Emissions & Smoke Portal > Educational Resources > Smoke Management and Air Quality for Land Managers Tutorial > Module 3: Smoke Management > Dispersing Smoke

    Dispersing Smoke

    L3_2.jpgThere are two basic smoke management practices (BSMPs) that address how to plan and manage a burn to optimize smoke dispersion. In planning for smoke dispersion be aware of potential smoke impact to areas including those affected by long range smoke transport, diurnal changes in smoke concentrations. Also be aware of residential areas and transportation corridors in which smoke may reduce visibility and impact safety.

    BSMP 1) Meteorological scheduling and evaluating the impact of smoke from burning both in burn planning and burn operation.

    BSMP 1 in planning
    Prior to burning it is important to identify smoke sensitive areas downwind of burn areas such as highways, communities, airports, scenic vistas, Class 1 areas, non-attainment areas, etc. Determining meteorological conditions such as wind speed and direction, mixing height, inversion potential, atmospheric stability are also critical to taking steps that will promote smoke dispersal away from sensitive areas and prevent ground level accumulations. Smoke dispersion models may be useful to compare dispersion under different or anticipated meteorological scenarios. However, dispersion modeling may not necessary be an option in all situations.

    BSMP 1 in operations
    For operations, obtain and use a meteorological forecast (National Weather Service, Spot Fire Weather Forecast or other data source) to inform daily burn decision making and to time ignitions to maximize plume loft and dispersion away from sensitive areas. Verify the forecasted conditions whenever possible with local observations (Remote Automated Weather Stations, on-site or nearby weather monitoring sites, etc.). Also consider the use of smoke dispersion forecasting models, which can aid with go/no-go decisions and are useful for larger burns that have potential for adverse impacts. We will cover recording keeping shortly, but for now it is also worth noting that this BSMP should also entail post-fire documentation of the meteorological forecast and conditions both during and after the burn which influenced the dispersion of smoke.

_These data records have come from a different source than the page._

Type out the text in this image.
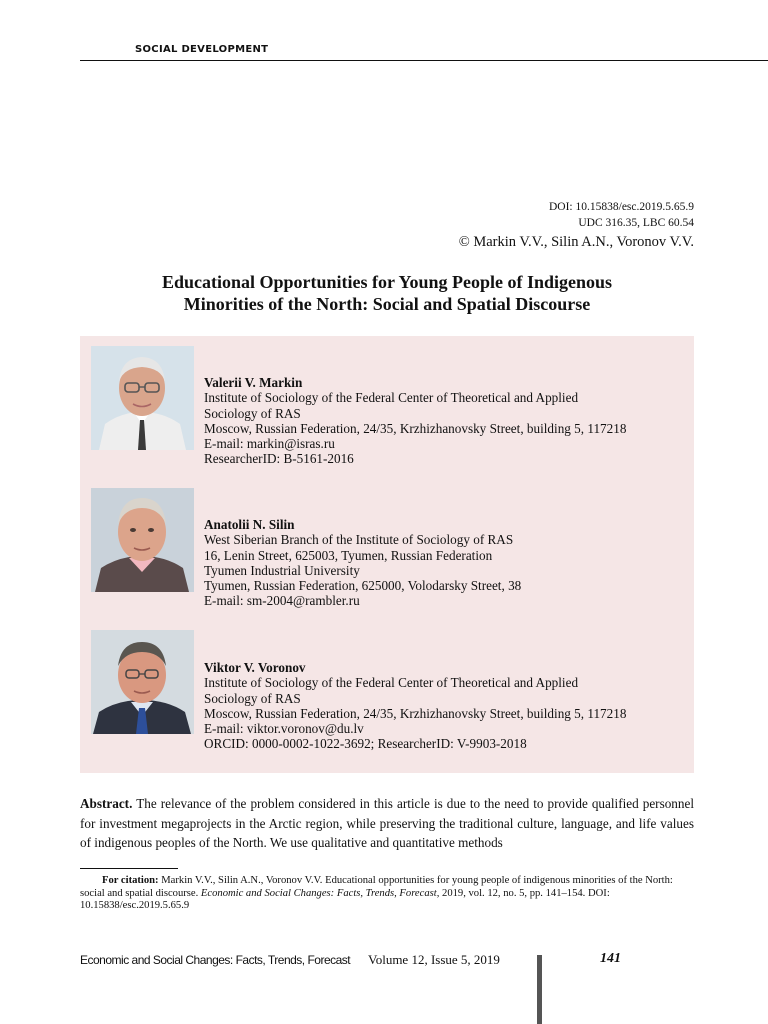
SOCIAL DEVELOPMENT
DOI: 10.15838/esc.2019.5.65.9
UDC 316.35, LBC 60.54
© Markin V.V., Silin A.N., Voronov V.V.
Educational Opportunities for Young People of Indigenous
Minorities of the North: Social and Spatial Discourse
Valerii V. Markin
Institute of Sociology of the Federal Center of Theoretical and Applied
Sociology of RAS
Moscow, Russian Federation, 24/35, Krzhizhanovsky Street, building 5, 117218
E-mail: markin@isras.ru
ResearcherID: B-5161-2016
Anatolii N. Silin
West Siberian Branch of the Institute of Sociology of RAS
16, Lenin Street, 625003, Tyumen, Russian Federation
Tyumen Industrial University
Tyumen, Russian Federation, 625000, Volodarsky Street, 38
E-mail: sm-2004@rambler.ru
Viktor V. Voronov
Institute of Sociology of the Federal Center of Theoretical and Applied
Sociology of RAS
Moscow, Russian Federation, 24/35, Krzhizhanovsky Street, building 5, 117218
E-mail: viktor.voronov@du.lv
ORCID: 0000-0002-1022-3692; ResearcherID: V-9903-2018
Abstract. The relevance of the problem considered in this article is due to the need to provide qualified personnel for investment megaprojects in the Arctic region, while preserving the traditional culture, language, and life values of indigenous peoples of the North. We use qualitative and quantitative methods
For citation: Markin V.V., Silin A.N., Voronov V.V. Educational opportunities for young people of indigenous minorities of the North: social and spatial discourse. Economic and Social Changes: Facts, Trends, Forecast, 2019, vol. 12, no. 5, pp. 141–154. DOI: 10.15838/esc.2019.5.65.9
Economic and Social Changes: Facts, Trends, Forecast Volume 12, Issue 5, 2019	141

    BSMP 2) Monitor the effects of the fire on air quality and document smoke dispersion.

    Monitoring the effects of fire on air quality can include visual monitoring and associated notes, photographs, aircraft observations, satellite imagery, air quality monitoring data, and post-burn evaluations. Monitoring helps protect the public by providing an assessment of fire activity which can be used to inform future decisions, ensure BSMP 2 is adequately applied, and help to identify potential contributions to an exceedance of air quality standards. Plan and be aware.